Reportage France

Législatives: en Seine-Maritime, un député sortant communiste englouti par la «colère brune»

Publié le :

La sixième circonscription de Seine-Maritime pourrait bien basculer à l'extrême droite ce dimanche 7 juillet, lors du second tour des législatives. Dans ce territoire au bord de la Manche, entre Le Havre et Calais, à 2 heures et demie de route de Paris, le député communiste sortant risque de perdre son siège au profit d'un candidat RN arrivé en tête avec 44% des voix au premier tour. 

Dans la sixième circonscription de Seine-Maritime, le député sortant, communiste, Sébastien Jumel, risque de perdre face au candidat RN, Patrice Martin, arrivé en tête avec 44% des voix au premier tour des législatives 2024. (Sébastien Jumel à l'Assemblée nationale, photo d'illustration)
Dans la sixième circonscription de Seine-Maritime, le député sortant, communiste, Sébastien Jumel, risque de perdre face au candidat RN, Patrice Martin, arrivé en tête avec 44% des voix au premier tour des législatives 2024. (Sébastien Jumel à l'Assemblée nationale, photo d'illustration) © Thomas Sanson / AFP
Publicité

Sur le marché de Criel-sur-Mer, tout le monde, ou presque, connaît Sébastien Jumel. Depuis sept ans, le très médiatique député communiste sortant arpente sa circonscription tous les week-ends. Et ça paye : au premier tour, il a obtenu plus de voix qu'en 2022 : « 4 500 voix de plus qu'aux législatives de 2022... Mais il ne vous a pas échappé qu'il y a un tsunami de "colère brune" », commente l'élu. Dimanche dernier, le RN est arrivé 10 points devant le candidat Nouveau Front populaire.
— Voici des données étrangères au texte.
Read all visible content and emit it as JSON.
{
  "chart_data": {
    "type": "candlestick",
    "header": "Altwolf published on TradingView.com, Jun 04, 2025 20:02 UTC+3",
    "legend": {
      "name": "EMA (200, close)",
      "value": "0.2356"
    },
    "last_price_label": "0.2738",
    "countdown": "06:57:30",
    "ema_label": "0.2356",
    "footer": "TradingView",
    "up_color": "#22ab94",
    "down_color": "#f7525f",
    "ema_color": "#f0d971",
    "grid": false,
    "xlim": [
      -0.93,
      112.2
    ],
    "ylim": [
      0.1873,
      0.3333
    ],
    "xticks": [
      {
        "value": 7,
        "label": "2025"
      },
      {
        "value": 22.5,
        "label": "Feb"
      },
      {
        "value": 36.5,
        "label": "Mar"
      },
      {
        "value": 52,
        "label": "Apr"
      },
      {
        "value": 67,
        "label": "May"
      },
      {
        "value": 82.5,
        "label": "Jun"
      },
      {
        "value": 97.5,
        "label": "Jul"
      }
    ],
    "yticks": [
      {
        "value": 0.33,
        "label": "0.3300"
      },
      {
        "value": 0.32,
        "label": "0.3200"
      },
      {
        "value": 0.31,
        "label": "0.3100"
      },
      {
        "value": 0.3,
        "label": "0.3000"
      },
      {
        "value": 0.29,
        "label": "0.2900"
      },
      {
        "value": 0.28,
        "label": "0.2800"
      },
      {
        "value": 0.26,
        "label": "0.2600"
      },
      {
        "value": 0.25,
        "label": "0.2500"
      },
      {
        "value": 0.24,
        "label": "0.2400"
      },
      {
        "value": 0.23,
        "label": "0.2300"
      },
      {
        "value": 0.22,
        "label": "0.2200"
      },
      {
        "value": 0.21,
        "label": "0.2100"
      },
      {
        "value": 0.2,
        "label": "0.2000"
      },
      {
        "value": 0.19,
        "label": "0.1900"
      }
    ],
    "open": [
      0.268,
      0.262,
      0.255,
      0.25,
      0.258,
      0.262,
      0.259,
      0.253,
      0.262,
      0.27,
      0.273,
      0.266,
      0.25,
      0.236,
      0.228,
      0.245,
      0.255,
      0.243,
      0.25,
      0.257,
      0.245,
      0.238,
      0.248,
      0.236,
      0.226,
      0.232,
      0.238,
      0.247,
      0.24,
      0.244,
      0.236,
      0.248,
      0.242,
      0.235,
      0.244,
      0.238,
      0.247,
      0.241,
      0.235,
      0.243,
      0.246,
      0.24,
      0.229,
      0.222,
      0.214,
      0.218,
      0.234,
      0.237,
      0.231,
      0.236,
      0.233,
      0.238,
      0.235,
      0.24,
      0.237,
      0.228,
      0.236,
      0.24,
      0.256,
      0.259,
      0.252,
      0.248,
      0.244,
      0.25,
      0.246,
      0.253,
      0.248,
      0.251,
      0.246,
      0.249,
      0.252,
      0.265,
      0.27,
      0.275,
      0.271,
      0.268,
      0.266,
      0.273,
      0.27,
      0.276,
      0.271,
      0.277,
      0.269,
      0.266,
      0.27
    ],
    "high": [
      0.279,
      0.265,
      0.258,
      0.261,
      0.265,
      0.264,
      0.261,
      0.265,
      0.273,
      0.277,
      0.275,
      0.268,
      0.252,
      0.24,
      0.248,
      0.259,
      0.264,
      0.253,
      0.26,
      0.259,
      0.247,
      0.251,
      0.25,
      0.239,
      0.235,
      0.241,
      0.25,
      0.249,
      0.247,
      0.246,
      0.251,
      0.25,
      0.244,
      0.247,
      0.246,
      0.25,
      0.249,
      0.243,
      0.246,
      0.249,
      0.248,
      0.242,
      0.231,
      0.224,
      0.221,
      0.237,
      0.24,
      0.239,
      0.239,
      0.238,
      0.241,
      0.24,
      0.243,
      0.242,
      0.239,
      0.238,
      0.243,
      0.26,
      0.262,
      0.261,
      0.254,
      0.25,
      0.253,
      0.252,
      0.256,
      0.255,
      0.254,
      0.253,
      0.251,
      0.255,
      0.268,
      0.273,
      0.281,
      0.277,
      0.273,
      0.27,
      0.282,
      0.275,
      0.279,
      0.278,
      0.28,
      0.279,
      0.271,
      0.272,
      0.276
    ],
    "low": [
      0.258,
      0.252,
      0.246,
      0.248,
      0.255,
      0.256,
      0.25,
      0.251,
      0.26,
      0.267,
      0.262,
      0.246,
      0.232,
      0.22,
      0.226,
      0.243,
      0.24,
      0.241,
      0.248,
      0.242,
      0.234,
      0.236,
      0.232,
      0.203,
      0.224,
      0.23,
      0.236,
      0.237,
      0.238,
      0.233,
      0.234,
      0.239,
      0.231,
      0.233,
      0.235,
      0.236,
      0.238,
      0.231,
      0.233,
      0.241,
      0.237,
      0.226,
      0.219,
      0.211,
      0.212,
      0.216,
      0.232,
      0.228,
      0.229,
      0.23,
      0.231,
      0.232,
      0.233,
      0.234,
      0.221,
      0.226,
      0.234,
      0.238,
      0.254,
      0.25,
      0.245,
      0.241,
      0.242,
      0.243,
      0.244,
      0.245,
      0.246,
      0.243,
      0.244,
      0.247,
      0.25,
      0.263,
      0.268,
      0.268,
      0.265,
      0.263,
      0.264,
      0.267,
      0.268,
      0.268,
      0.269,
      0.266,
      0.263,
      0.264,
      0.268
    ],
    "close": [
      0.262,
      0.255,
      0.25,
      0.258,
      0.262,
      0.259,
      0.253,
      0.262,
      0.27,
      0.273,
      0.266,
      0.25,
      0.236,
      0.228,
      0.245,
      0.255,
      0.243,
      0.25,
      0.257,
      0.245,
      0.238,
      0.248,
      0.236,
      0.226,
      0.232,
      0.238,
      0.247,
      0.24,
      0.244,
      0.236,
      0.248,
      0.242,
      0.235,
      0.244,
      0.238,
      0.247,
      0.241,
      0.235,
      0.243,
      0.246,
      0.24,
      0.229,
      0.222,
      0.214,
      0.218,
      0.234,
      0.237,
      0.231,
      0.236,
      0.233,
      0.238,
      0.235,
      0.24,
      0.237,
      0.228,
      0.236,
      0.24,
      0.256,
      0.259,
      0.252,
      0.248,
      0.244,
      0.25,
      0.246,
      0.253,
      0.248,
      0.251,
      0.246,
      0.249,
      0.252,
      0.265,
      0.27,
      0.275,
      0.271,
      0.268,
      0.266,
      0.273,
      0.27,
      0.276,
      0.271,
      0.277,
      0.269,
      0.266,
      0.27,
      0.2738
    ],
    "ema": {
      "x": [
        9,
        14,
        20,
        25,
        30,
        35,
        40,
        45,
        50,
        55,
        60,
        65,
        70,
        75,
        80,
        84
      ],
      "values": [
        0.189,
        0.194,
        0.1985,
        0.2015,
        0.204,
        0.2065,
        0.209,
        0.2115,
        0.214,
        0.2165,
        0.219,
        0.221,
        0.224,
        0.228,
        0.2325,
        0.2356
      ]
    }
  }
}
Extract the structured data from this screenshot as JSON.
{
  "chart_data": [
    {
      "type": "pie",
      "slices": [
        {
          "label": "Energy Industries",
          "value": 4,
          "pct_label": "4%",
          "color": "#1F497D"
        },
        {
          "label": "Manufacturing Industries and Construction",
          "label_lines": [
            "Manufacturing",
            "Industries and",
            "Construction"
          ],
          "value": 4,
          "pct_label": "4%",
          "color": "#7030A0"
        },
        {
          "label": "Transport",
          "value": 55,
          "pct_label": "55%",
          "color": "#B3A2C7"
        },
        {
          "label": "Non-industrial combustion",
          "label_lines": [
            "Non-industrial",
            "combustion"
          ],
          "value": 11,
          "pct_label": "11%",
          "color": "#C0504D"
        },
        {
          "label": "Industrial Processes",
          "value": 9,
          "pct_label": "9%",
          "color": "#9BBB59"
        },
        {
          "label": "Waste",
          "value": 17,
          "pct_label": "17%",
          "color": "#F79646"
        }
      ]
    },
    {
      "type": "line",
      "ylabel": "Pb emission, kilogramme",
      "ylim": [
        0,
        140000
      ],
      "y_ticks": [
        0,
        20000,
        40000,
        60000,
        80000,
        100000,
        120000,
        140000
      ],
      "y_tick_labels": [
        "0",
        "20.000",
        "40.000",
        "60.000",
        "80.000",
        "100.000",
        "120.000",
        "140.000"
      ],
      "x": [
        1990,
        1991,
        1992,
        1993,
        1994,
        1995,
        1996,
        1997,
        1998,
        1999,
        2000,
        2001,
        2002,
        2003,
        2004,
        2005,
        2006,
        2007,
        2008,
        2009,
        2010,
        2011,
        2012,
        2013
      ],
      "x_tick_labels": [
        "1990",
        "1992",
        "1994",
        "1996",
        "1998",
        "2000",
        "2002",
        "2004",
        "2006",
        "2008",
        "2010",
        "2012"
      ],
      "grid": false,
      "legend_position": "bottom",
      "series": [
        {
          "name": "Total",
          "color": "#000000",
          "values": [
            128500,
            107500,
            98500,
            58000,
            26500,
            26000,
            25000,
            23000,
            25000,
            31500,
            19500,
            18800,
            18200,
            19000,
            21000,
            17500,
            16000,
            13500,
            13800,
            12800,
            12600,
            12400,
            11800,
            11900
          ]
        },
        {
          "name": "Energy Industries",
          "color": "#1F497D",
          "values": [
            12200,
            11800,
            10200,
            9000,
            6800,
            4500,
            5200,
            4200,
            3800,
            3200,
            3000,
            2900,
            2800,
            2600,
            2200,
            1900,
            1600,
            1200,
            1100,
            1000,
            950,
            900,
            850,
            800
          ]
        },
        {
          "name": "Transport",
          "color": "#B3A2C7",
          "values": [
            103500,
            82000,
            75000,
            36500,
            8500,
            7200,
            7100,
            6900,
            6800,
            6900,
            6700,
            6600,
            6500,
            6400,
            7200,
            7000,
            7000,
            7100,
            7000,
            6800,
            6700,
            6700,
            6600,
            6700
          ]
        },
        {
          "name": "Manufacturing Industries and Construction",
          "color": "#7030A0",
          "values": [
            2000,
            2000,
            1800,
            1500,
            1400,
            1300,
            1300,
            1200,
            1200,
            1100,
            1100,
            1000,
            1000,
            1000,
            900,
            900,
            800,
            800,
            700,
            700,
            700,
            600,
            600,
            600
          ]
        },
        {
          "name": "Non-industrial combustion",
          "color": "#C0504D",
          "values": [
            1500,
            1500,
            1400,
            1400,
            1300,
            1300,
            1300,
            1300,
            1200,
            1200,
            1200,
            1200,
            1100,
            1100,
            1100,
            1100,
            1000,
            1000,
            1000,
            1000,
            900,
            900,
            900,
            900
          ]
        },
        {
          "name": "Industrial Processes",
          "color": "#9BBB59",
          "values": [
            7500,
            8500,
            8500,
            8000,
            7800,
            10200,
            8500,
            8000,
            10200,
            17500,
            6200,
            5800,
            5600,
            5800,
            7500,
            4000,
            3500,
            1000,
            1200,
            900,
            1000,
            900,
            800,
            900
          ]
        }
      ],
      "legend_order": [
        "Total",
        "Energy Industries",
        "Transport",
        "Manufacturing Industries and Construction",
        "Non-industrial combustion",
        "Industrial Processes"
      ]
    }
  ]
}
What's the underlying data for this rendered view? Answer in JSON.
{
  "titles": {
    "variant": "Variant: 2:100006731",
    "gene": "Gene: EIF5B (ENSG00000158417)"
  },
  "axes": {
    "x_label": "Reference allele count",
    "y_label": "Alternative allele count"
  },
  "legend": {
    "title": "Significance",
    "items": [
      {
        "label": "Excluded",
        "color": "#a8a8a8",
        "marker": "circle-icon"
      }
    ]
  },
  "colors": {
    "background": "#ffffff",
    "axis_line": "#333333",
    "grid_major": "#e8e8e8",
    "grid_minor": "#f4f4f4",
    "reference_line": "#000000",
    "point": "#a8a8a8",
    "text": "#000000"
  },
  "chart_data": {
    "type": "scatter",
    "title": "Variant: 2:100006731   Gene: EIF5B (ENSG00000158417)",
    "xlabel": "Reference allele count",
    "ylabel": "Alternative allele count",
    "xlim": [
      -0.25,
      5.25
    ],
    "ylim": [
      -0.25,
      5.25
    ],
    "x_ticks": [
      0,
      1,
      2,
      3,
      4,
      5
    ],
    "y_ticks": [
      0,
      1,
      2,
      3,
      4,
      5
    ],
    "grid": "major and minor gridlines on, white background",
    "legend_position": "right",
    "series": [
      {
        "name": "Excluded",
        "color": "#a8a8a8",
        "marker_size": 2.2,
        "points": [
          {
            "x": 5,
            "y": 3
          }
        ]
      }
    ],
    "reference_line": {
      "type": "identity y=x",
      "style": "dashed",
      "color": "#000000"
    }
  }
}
Sébastien Jumel a reçu le soutien du président LR de la région Hauts-de-France, Xavier Bertrand, et même du ministre de l'Intérieur, Gérald Darmanin. Le député communiste confie toutefois son inquiétude : « Ça va se jouer à quelques centaines de voix... » Il analyse : « Quand on est ici, tout au bout de la Seine-Maritime, des fois, on peut oublier les territoires de vie comme les nôtres. D'ailleurs, c'est un ressort de colère immense. » Claudine Pariche, l'adjointe au maire, sans étiquette, du village, partage cet avis : « On n'existe pas, il n'y a que Paris qui existe ! » Toutefois, elle confie se désespérer lorsque, au dépouillement, elle voit les bulletins Rassemblement national. 

À lire aussiLégislatives en France: la difficile question du désistement lors des triangulaires

Alors Sébastien Jumel, costume sombre et baskets aux pieds, répète inlassablement les mêmes mots aux électeurs qu'il croise. À une habitante qui lui demande comment il va, il répond : « Ça ira mieux dimanche. Il faut qu'on tienne bon, il faut qu'on mobilise. »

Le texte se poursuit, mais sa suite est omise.